If you are angry, if you are not okay right now, that is okay. I am angry, and I don’t feel okay.
Years ago, the organizer Ernesto Cortés Jr. introduced me to the concept of cold anger. He said that anger is the legitimate response to the pain of having your body, your values, your humanity, your family, and your dignity violated, dismissed, or denied. I heard these words many years ago and they have stayed with me.
Anger is a legitimate response.
I needed to hear that then. I need to hear it now. Anger is not an emotion we women are taught to have or value. Instead, we are taught to swallow it or push it aside. I am done with that. We need our anger. Yet we also need to know how to use our anger so that it does not consume or destroy.
The Kavanaugh hearings have been painful and infuriating for so many women, so many non-binary people, so many survivors of all genders, and for the people who love and care for them. My anger stems from seeing a brave woman be mocked for sharing her painful experience of sexual assault. My anger is compounded by a process that in both the language and demeanor has been assaultive. Whether senators used the language of “ram this nomination through” intentionally or unintentionally, it revealed their clarity that this process was never about credibility, getting to the truth, or the consent and support of the American people. It was, from the beginning, rooted in cultures of domination, patriarchy, and white supremacy. The voice of women and the majority of American people never had a chance.
Anger is the legitimate response to pain, but it can become destructive. Turned inward and swallowed, it can consume us with shame, self-destruction, and despair. Turned outward, it can be explosive and violent. But when we understand the concept of cold anger—an anger that burns without consuming—we understand that anger can be the fire and the energy for action, for organizing, for creating justice.
Our anger is a gift when we use it in service of liberation.
The image of the burning bush is in my heart today. It is an image of an embodied spirit of God that burns with a fire for the cries of the people yet does not consume the life of the bush. It gives light and beauty and power without consuming and it calls us to bring that force to the work of justice. Part of the process of getting to that form of cold anger that we can use is about recognizing the real pain that systems of inequity, cruelty, and injustice create—and recognizing we have common cause with others to dismantle those systems and build just ones in their place.

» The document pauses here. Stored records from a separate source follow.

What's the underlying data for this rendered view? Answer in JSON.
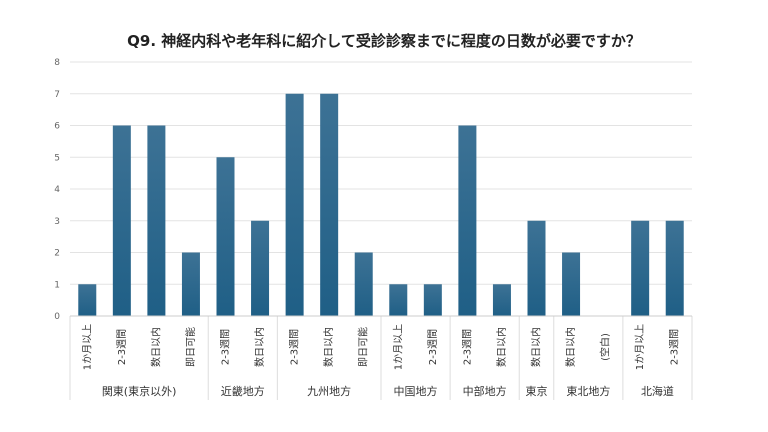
{
  "chart_data": {
    "type": "bar",
    "title": "Q9. 神経内科や老年科に紹介して受診診察までに程度の日数が必要ですか？",
    "xlabel": "",
    "ylabel": "",
    "ylim": [
      0,
      8
    ],
    "yticks": [
      "0",
      "1",
      "2",
      "3",
      "4",
      "5",
      "6",
      "7",
      "8"
    ],
    "grid": true,
    "bar_color": "#1f5f86",
    "groups": [
      {
        "name": "関東(東京以外)",
        "categories": [
          "1か月以上",
          "2-3週間",
          "数日以内",
          "即日可能"
        ],
        "values": [
          1,
          6,
          6,
          2
        ]
      },
      {
        "name": "近畿地方",
        "categories": [
          "2-3週間",
          "数日以内"
        ],
        "values": [
          5,
          3
        ]
      },
      {
        "name": "九州地方",
        "categories": [
          "2-3週間",
          "数日以内",
          "即日可能"
        ],
        "values": [
          7,
          7,
          2
        ]
      },
      {
        "name": "中国地方",
        "categories": [
          "1か月以上",
          "2-3週間"
        ],
        "values": [
          1,
          1
        ]
      },
      {
        "name": "中部地方",
        "categories": [
          "2-3週間",
          "数日以内"
        ],
        "values": [
          6,
          1
        ]
      },
      {
        "name": "東京",
        "categories": [
          "数日以内"
        ],
        "values": [
          3
        ]
      },
      {
        "name": "東北地方",
        "categories": [
          "数日以内",
          "(空白)"
        ],
        "values": [
          2,
          0
        ]
      },
      {
        "name": "北海道",
        "categories": [
          "1か月以上",
          "2-3週間"
        ],
        "values": [
          3,
          3
        ]
      }
    ]
  }
}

If you are angry, if you are heartbroken, if you are not okay today, it’s okay. I am with you. I feel it all, too. And I am going to use that energy to strengthen my commitment to organizing for justice.

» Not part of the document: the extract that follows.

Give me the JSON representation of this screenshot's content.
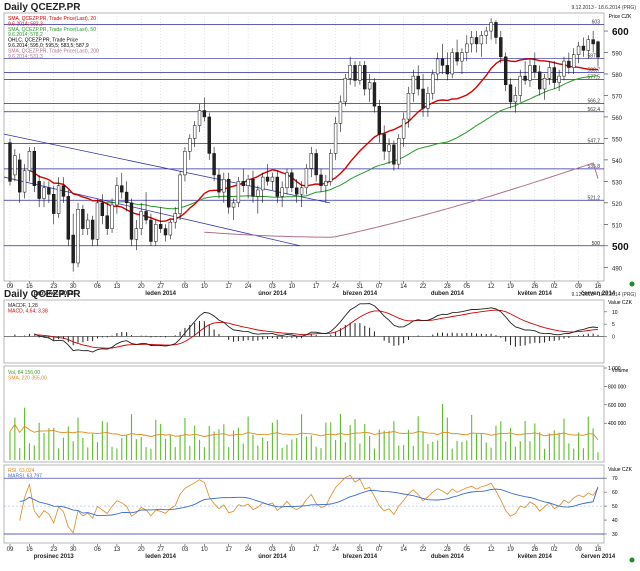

If you are looking for ways to act, here are some ways that the Unitarian Universalist Association is working for voting rights, justice, and liberation:
First, we are working on the midterm elections, because elections matter. And we remember our ancestors who fought, who went to jail, who faced violence and death to earn people of color, women, and those without property the right to vote. Let’s use that vote: It is one piece in how we put our cold anger into productive service.
In Florida, we are supporting the get out the vote effort for the Second Chances amendment, which would be the largest re-enfranchisement of voters since the Voting Rights Act. We’ll also working in Ohio to support Issue 1, which will reduce criminalization. And we are also supporting organizing for the #BlackFridays campaign as we continue to say clearly that we #BelieveWomen and #BelieveSurvivors.